MADRID, 1 Sep. (EUROPA PRESS) –
The General Council of Economists (CGE) has decided to maintain its growth forecast for this year at 2.3% pending the evolution of tourism in the months of August and September and has lowered its estimate of the public deficit to a fork between 3.8% and 4% of GDP.
In its Financial Observatory, released this Friday, the General Council of Economists estimates that the Spanish economy will register positive growth in the third quarter of the year due to the effect of tourism, which is approaching pre-pandemic levels.
“The tourist season is expected to last until September and, to a lesser extent, October, with higher quality tourism and higher average spending per tourist,” says the CGE, which points out that it is domestic demand that is pulling the Spanish economy given the weakness of external demand.
The CGE underlines that, despite the fact that uncertainty regarding the evolution of the economy remains, the recession “seems to be moving away from the euro zone”, although some European countries have registered “very timid” year-on-year growth. in the second trimester.
This is the case of Italy (0.6%), France (0.9%) and the United Kingdom (0.4%), whose data contrasts with the contraction in Germany (-0.1%) and the growth of Spanish GDP by 1.8% year-on-year.
Economists see the possibility that, with current inflation rates in the euro area, the European Central Bank (ECB) will increase interest rates at its next meeting to 4.5% to continue fighting inflation. The CGE forecast is that the average CPI for this year will stand at 3%.

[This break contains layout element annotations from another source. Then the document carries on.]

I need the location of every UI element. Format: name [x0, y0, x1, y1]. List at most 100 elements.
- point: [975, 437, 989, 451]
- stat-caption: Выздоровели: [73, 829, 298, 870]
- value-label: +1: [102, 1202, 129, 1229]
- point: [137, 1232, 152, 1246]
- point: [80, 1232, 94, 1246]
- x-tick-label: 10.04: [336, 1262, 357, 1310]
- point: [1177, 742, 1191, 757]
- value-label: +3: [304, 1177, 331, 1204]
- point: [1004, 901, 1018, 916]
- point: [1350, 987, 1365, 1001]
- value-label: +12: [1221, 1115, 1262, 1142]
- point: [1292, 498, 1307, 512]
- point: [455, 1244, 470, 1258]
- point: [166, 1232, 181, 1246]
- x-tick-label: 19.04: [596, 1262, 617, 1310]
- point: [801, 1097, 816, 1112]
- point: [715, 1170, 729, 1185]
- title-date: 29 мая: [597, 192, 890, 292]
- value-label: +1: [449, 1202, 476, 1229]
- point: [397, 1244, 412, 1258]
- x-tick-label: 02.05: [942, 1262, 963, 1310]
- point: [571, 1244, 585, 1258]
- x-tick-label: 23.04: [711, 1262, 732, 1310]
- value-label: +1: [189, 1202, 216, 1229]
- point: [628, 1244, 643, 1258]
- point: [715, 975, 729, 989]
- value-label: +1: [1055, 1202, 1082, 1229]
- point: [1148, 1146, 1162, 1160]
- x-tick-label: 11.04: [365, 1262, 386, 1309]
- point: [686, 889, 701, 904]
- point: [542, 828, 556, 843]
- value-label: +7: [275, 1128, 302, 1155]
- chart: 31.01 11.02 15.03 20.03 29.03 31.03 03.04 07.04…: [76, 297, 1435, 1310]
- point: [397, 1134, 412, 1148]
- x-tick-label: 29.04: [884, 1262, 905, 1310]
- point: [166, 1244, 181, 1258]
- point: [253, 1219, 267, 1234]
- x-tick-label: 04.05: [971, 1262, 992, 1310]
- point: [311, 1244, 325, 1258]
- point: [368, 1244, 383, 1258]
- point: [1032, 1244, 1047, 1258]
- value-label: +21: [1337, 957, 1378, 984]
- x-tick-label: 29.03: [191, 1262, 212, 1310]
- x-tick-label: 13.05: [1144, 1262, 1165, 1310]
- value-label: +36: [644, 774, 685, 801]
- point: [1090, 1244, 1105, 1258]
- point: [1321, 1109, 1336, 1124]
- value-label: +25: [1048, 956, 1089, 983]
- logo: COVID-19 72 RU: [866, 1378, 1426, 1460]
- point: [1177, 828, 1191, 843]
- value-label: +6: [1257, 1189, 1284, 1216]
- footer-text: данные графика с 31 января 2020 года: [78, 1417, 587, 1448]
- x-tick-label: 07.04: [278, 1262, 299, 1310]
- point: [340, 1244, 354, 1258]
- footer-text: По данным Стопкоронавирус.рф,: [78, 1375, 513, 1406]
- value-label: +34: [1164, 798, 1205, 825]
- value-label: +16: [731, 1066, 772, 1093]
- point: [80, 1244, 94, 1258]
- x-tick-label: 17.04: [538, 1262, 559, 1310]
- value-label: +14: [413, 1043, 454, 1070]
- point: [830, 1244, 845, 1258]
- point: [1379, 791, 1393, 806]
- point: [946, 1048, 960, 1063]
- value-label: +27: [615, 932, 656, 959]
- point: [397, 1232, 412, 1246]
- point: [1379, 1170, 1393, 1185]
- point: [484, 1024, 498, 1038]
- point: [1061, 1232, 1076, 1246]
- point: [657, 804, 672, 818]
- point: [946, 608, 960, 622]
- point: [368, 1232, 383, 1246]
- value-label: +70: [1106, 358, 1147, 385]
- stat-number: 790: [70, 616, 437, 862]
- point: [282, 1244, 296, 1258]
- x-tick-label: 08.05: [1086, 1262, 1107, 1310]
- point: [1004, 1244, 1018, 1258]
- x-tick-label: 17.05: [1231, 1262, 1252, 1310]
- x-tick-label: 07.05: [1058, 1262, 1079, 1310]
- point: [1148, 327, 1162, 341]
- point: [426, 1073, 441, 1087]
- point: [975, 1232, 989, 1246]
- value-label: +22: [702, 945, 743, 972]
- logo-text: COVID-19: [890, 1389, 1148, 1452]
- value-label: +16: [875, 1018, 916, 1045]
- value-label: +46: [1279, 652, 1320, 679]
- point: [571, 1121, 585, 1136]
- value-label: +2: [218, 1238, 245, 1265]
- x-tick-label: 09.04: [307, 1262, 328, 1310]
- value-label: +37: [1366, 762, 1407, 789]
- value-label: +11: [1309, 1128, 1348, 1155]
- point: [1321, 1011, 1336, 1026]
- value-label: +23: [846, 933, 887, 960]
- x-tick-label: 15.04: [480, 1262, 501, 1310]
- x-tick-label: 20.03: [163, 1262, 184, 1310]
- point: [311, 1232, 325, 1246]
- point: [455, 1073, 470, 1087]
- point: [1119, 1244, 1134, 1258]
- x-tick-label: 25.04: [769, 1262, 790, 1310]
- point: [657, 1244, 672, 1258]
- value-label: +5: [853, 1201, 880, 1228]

Given the “good behavior” of the first semester, the CGE has revised downward its estimate of the public deficit for this year to a range of between 3.8% and 4% of GDP.
However, economists show their concern about the effect that the increase in financial expenses derived from the increase in public debt in absolute terms and interest rates could have on the deficit, as well as the impact that the aging of the population could have on the evolution of pensions.
Regarding unemployment, economists expect that the effects of the end of the tourist season on employment will be offset by other sectors, such as Education. For this reason, they maintain their estimate of the unemployment rate at the end of the year at 11.8%.
Regarding the public debt, the CGE anticipates that, if its economic growth forecast of 2.3% is fulfilled, the debt will represent 110.5% of GDP at the end of the year (in June it stood at 113.1 % of GDP).